New Jersey Gov. Chris Christie, the next incarnation of a GOP frontrunning presidential candidate who is anything but hard-line on principle, told activists and GOP operatives at a Republican National Committee luncheon on Thursday that his “job was to win.” Christie pontificated:
We are not a debating society. We are a political operation that needs to win. My job is to win. I believe my job is to win. Our job is not to be college professors.
Christie has already criticized Sen. Rand Paul (R-KY), saying Paul’s libertarinan positions were dangerous. At Thursday’s luncheon, he took a swipe at Louisiana Gov. Bobby Jindal, who recently said, “We’ve got to stop being the stupid party. It’s time for a new Republican Party that talks like adults.” Christie responded:
I’m not going to be one of these people who goes and calls our party stupid. We need to stop navel gazing. There’s nothing wrong with our principles. We need to focus on winning again. There’s too much at stake for this to be an academic exercise. We need to win and govern with authority and courage.”
ABCNews offered the usual litany of supporters for a “moderate” candidate, as well as stating, “The speech was very well-received, according to people leaving the luncheon.” They reported one RNC member bought Christie’s pitch, saying:
I think this is very clearly a speech he was using to give the party a choice between two or even three visions of where the party ought to go. Is this a party that exists to win elections or is it a party that exists, as he said, to debate esoteric policy?… I think Gov. Christie is trying to appeal to … the silent majority of people who aren’t actively involved in the party, per se, who vote every four years, who want commonsense solutions … and that’s an appealing message.
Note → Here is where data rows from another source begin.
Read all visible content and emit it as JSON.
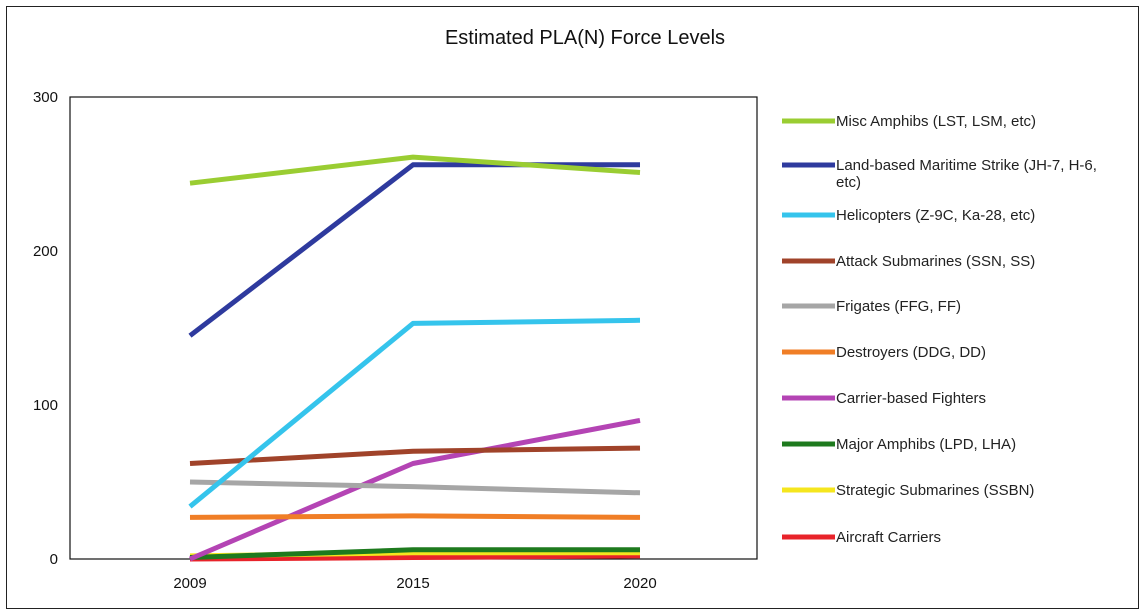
{
  "chart_data": {
    "type": "line",
    "title": "Estimated PLA(N) Force Levels",
    "xlabel": "",
    "ylabel": "",
    "categories": [
      "2009",
      "2015",
      "2020"
    ],
    "ylim": [
      0,
      300
    ],
    "yticks": [
      "0",
      "100",
      "200",
      "300"
    ],
    "grid": false,
    "legend_position": "right",
    "series": [
      {
        "name": "Misc Amphibs (LST, LSM, etc)",
        "color": "#9ACD32",
        "values": [
          244,
          261,
          251
        ]
      },
      {
        "name": "Land-based Maritime Strike (JH-7, H-6, etc)",
        "color": "#2E3A9E",
        "values": [
          145,
          256,
          256
        ]
      },
      {
        "name": "Helicopters (Z-9C, Ka-28, etc)",
        "color": "#35C4EC",
        "values": [
          34,
          153,
          155
        ]
      },
      {
        "name": "Attack Submarines (SSN, SS)",
        "color": "#A0432A",
        "values": [
          62,
          70,
          72
        ]
      },
      {
        "name": "Frigates (FFG, FF)",
        "color": "#A6A6A6",
        "values": [
          50,
          47,
          43
        ]
      },
      {
        "name": "Destroyers (DDG, DD)",
        "color": "#F07E26",
        "values": [
          27,
          28,
          27
        ]
      },
      {
        "name": "Carrier-based Fighters",
        "color": "#B444B4",
        "values": [
          0,
          62,
          90
        ]
      },
      {
        "name": "Major Amphibs (LPD, LHA)",
        "color": "#1E7A1E",
        "values": [
          1,
          6,
          6
        ]
      },
      {
        "name": "Strategic Submarines (SSBN)",
        "color": "#F5E61E",
        "values": [
          2,
          4,
          4
        ]
      },
      {
        "name": "Aircraft Carriers",
        "color": "#E8232A",
        "values": [
          0,
          1,
          2
        ]
      }
    ]
  }
}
Mississippi GOP Chairman Joe Nosef was also lulled into a sense of security, saying Christie’s speech was:
one of the best political speeches I have ever heard, and I think I’ve gotten to the point where it takes a lot to impress me in a luncheon speech . . . It was an optimistic road map, really, of how Republicans can not only win elections but govern. I think his distinction is the fact that he is in a blue state that he’s governed successfully, looks like he is going to be re-elected and all the different coalitions he talked about. It seems like almost everything as a national party we need to do, he’s been able to do it.
Haven’t we heard this all before from the GOP? McCain in 2008, Romney in 2012, and now Christie were foisted on conservatives with the mantra that they were and are electable. They want to “win.”
The GOP should recognize that slippery candidates like the aforementioned three receive glowing mentions in the press only because they are not true to conservative principles, and the press savages them once they are nominated. When Christie says he “wants to win,” instead of “wants to remain true to conservative principles,” every true conservative should flinch and tell the GOP establishment exactly what they can do with their “electable” candidates.